Three people who ran an illegal poker club in the Russian city of Smolensk have walked away with suspended sentences rather than prison time, despite operating what authorities called a highly secretive gambling operation for nearly two years.

A district court handed down suspended jail terms ranging from 20 to 22 months to the unnamed operators, along with two years’ probation and fines of 100,000 rubles each—roughly $1,270. The Rabochy Put news outlet reported the verdicts this week.

According to prosecutors, the trio launched their poker club in January 2023 and kept it running until September 2024, when a major multi-agency raid brought operations to an abrupt halt. The takedown involved the Investigative Committee, Russian National Guard, Federal Security Service, and Ministry of Internal Affairs working together. Which tells you something about how seriously Russian authorities take underground gambling.

High Security Operation

The operators weren’t amateurs. Natalya Zueva, spokesperson for the Investigative Committee’s Smolensk branch, explained they maintained tight security protocols and made all strategic decisions about tournament scheduling and formats themselves. Officers seized gambling equipment, cash, and documentation from multiple locations during the raids.

The club used premises belonging to both a cafe and a hotel complex in Smolensk’s Industrial District. When officers moved in, they caught players mid-game at the tables. One bloke tried to leg it from the scene and got himself arrested.

Growing Problem in Smolensk

This prosecution fits a broader pattern in Smolensk, a city about 360 kilometres west of Moscow that’s seen illegal gambling establishments multiply over the past couple of years. Last year alone saw another betting club busted in the same Industrial District, this one screening overseas poker games alongside card-based gambling.

That operation ran from November 2023 to May 2024 out of a shopping centre unit and apparently attracted a well-heeled clientele—local business figures and media personalities included. The 47-year-old woman running that show cut a deal with prosecutors, receiving a two-year suspended sentence and a fine exceeding $2,500.

Harsher Penalties Elsewhere

The Smolensk defendants got off relatively lightly compared to casino operators in other Russian cities. Just last month, the Traktorozavodsky District Court in Volgograd sent eight people down for running an illegal casino network, with sentences ranging from three to 18 years in actual prison.
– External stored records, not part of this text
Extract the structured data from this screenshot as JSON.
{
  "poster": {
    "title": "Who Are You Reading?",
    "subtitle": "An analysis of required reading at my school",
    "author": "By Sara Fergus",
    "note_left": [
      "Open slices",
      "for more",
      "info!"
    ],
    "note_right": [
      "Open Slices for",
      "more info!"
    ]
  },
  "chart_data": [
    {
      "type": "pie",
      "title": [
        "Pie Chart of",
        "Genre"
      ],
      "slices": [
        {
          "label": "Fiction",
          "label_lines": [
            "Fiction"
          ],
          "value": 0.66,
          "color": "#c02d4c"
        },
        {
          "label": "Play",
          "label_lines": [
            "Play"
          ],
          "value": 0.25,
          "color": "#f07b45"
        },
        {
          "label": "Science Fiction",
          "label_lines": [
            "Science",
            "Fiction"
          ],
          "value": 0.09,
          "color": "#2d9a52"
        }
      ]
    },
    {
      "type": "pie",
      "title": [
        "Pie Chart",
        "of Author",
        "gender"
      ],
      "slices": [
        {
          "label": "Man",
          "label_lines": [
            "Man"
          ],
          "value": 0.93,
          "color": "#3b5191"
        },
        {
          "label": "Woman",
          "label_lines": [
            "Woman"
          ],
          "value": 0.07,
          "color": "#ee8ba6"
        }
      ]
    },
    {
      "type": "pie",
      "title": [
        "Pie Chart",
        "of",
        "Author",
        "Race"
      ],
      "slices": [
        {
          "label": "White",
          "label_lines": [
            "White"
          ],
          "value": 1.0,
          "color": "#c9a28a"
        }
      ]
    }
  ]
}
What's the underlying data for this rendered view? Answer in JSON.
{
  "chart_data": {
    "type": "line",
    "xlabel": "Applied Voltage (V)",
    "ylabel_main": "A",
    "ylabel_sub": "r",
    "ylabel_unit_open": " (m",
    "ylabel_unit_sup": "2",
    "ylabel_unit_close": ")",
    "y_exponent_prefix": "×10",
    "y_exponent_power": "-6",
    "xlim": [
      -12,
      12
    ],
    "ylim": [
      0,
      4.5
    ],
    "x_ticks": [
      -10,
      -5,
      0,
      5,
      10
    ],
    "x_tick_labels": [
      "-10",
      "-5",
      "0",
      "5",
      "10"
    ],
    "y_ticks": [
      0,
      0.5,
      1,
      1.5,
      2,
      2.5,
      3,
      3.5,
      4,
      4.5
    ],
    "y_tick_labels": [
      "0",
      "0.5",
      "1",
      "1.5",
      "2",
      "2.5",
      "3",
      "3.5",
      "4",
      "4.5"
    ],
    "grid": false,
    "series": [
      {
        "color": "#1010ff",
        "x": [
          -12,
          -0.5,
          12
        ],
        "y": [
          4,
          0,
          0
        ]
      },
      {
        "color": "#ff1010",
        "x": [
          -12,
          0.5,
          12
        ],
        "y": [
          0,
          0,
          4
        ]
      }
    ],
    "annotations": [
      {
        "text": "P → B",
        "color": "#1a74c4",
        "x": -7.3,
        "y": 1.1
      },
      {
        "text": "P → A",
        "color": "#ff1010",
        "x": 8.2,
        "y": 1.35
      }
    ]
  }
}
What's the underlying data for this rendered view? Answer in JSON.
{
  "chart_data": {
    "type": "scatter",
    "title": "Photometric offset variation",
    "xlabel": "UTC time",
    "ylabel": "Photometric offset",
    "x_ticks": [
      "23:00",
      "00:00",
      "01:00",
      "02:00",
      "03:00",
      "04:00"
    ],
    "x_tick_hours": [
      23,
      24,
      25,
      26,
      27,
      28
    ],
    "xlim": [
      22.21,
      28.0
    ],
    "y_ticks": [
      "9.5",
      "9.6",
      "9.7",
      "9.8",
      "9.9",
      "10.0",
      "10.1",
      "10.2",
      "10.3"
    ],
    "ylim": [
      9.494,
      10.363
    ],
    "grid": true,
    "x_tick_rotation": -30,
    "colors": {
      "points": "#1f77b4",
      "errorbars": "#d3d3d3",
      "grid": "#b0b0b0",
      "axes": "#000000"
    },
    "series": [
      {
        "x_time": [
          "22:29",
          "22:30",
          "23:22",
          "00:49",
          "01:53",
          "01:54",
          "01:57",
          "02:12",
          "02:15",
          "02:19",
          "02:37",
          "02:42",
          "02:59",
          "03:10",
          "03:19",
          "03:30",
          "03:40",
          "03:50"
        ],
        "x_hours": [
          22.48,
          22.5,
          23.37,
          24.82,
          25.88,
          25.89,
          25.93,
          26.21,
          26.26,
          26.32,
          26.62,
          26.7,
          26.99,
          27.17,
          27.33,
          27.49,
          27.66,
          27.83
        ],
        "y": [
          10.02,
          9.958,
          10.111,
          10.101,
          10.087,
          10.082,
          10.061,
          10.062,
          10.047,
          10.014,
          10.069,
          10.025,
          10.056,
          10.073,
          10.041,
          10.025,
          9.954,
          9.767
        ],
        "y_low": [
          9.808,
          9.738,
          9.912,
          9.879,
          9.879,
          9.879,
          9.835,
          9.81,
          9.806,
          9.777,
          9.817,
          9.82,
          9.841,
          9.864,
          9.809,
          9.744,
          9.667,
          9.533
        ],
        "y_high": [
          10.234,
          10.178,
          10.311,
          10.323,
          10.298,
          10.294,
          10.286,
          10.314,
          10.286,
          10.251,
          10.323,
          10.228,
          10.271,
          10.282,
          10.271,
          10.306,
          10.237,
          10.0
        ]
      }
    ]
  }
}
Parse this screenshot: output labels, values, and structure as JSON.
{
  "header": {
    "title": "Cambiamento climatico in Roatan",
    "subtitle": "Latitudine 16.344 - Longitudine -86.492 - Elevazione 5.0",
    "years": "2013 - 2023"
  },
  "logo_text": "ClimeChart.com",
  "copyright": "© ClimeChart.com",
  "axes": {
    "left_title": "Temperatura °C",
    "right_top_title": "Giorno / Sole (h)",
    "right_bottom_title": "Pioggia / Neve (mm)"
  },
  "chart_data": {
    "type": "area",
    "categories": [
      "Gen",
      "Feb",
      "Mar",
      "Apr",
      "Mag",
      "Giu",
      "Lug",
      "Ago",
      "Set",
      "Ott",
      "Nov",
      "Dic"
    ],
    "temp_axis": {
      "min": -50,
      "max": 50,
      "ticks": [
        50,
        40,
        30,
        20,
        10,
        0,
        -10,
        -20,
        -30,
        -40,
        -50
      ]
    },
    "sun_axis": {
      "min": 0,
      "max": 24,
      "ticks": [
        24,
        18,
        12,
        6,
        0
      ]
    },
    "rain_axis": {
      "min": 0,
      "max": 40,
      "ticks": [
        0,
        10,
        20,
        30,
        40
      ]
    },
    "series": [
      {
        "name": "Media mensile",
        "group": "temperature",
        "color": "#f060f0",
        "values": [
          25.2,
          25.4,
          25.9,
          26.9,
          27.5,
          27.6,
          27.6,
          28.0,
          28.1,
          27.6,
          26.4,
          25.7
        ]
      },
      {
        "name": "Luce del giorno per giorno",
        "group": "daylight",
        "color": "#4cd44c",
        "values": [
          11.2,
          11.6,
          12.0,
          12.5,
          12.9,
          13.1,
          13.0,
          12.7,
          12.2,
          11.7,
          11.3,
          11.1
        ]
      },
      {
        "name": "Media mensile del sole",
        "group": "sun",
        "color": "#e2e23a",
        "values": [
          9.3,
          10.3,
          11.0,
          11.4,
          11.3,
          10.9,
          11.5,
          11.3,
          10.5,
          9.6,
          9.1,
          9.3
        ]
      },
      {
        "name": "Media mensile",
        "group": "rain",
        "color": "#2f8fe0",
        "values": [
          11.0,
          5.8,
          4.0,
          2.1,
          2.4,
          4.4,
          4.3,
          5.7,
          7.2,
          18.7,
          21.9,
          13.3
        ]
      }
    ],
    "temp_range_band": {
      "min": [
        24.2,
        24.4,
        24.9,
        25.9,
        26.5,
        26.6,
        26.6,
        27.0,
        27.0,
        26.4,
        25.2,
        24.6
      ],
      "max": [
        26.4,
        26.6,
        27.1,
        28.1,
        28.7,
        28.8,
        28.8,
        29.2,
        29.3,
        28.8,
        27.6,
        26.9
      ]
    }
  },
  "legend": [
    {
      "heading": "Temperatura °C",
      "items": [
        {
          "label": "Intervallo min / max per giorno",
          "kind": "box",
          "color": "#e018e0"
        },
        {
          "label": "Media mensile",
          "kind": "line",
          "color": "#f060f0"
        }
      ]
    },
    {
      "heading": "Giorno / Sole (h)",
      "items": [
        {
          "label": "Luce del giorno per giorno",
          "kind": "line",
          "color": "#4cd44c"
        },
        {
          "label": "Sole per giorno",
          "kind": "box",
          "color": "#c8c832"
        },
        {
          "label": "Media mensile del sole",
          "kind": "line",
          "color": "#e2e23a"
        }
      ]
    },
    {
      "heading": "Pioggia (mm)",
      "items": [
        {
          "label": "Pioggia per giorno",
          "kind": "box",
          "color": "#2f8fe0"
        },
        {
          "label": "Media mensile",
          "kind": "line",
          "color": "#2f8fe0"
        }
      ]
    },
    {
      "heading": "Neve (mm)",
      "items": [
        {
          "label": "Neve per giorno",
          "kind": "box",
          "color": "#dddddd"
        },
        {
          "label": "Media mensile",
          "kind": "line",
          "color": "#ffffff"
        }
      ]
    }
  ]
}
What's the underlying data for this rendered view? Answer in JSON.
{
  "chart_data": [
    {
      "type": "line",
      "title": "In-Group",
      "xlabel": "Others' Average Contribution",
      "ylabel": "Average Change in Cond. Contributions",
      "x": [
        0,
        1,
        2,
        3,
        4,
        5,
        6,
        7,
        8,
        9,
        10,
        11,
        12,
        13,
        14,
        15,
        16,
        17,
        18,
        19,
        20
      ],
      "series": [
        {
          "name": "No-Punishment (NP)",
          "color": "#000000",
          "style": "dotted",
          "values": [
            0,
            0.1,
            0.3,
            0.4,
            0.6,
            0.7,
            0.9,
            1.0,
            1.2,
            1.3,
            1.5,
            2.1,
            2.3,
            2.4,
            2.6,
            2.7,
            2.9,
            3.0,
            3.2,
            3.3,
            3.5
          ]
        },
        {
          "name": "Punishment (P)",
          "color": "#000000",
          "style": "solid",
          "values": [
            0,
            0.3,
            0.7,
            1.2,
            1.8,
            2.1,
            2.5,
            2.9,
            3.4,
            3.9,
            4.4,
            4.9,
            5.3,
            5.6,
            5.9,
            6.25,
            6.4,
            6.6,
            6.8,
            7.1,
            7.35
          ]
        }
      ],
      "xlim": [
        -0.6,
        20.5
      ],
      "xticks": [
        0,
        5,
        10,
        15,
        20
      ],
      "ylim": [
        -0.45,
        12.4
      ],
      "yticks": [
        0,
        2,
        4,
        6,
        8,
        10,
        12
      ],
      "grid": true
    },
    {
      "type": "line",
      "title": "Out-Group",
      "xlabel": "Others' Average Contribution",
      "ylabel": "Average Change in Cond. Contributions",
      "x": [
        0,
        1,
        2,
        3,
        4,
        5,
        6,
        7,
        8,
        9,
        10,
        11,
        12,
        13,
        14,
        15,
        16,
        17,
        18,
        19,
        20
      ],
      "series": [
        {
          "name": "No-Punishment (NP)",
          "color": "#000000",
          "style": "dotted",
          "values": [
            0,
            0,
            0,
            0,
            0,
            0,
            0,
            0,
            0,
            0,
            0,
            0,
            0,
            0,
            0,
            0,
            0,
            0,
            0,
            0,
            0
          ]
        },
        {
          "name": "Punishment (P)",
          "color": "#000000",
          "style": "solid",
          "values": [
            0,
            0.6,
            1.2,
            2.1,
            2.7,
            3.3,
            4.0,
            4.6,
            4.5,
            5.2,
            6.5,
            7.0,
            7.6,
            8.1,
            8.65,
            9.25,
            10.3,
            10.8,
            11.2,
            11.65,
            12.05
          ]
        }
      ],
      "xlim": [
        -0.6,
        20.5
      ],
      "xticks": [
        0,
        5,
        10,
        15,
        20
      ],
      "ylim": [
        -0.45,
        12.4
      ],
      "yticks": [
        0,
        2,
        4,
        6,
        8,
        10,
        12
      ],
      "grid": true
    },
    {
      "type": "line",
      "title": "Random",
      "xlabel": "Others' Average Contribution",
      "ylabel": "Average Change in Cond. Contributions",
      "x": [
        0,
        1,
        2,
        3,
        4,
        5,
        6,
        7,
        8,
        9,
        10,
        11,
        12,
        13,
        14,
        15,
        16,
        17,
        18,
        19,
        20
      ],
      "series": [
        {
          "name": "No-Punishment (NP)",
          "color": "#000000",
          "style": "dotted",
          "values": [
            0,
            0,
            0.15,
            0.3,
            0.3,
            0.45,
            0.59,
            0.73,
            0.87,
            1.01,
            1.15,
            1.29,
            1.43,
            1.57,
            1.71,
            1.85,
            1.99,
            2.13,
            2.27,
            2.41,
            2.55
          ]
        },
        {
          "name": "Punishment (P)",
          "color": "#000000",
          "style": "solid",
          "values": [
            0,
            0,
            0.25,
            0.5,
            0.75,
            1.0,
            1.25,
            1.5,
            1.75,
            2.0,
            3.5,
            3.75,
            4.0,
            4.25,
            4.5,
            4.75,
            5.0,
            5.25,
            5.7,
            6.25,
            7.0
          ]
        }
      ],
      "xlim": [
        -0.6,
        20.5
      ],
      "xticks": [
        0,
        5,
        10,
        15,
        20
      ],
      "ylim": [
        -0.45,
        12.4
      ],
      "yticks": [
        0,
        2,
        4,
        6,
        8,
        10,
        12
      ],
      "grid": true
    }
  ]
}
The disparity in sentencing likely reflects differences in scale and organisation. Running a poker club that meets periodically is one thing. Operating a full casino network is quite another in the eyes of Russian courts, particularly when you consider the country’s strict approach to gambling regulation outside designated zones.

Russia permits legal gambling only in four specially designated zones. Operators elsewhere face serious criminal consequences if they try to circumvent the law. The suspended sentences in Smolensk suggest the court viewed these operators as small-time rather than serious organised crime, but the message from authorities remains clear enough: stay within the legal framework or face the consequences.